A: You can. You can get more data through it. I think, in our test, when we did them when we when we tested, quorum queues are roughly twice as fast as mirrored classic queues. But the reason why we don't post these statistics is because it's all workload-specific.
So, twice as fast for what workload? Like, do you have a constant stream of messages? Are they like of the same size? How many producers? How many consumers? Are the producers and consumers going as fast as they can? There are so many variables, it will be very difficult to say a default like, you know, it's like-- but on average, quorum queues are faster. They're doing less work. They also tend to use a bit more memory. Some people don't like that because RabbitMQ and memory, the relationship hasn't always been the best. It's getting so much better now. And it will only get better. But quorum queues do use slightly more memory.
Now, between 3.8.0 and 3.8.1, quorum queues use 25% less memory, as you see in the keynote. That's just a sign of the improvements which we hope will come. Over time, as they mature, because they've only been launched like one month ago. As they mature, there will be more performing, more efficient, more mature and better for a lot of things.
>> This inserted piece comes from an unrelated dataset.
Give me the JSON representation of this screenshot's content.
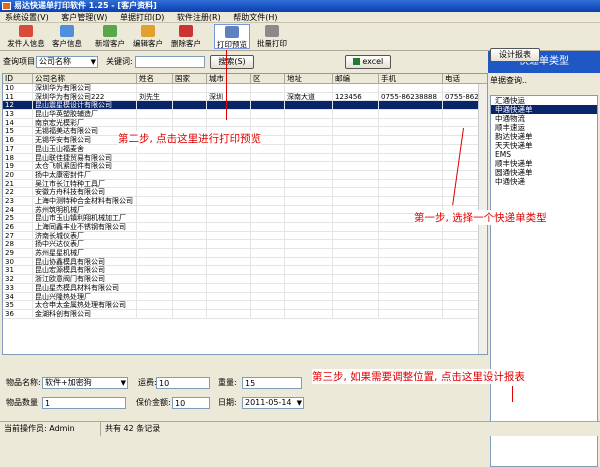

There are still workloads for which you should not use quorum queues. Good thing we have a good documentation page which explains them and when you shouldn't use quorum queues. They're not like a silver bullet.
Q: I was just wondering. I'm sure I remember some user was using Influx and there was a way of using Telegraph to scrape? I was just curious because I know a lot people use Influx. They don't use Prometheus, so I was wondering.
A: Thank you, Jack, for reminding me something very important. The reason why we chose Prometheus is that it's not a certain vendor and it's not a technology that we particularly like. That was not the main reason.
The main reason was that the Prometheus format, the metrics, is becoming the open metrics format. The different monitoring solutions are standardizing on what metrics should look like. They're called open metrics. If you go and check them out, check open metrics out. It's part of the CNCF landscape. What it means is that everybody can use the same format, whether it's Influx, whether it's a DataDog, whether it's Prometheus. It doesn't matter who you are, the format is standard, just as HTTP is standard and AMQP 0.9.1 is standard. It's a format in which we expose metricsTO and we don't care which tool you use.
So, the Prometheus format is more than just for Prometheus. You can use Telegraph, connect into your RabbitMQ Prometheus endpoint, and then you can get your metrics in InfluxDB. Same thing for DataDog. Whatever you're using - software-as-a-service, open source, you can do that. It's a format which is becoming a standard in the cloud native computing foundation landscape.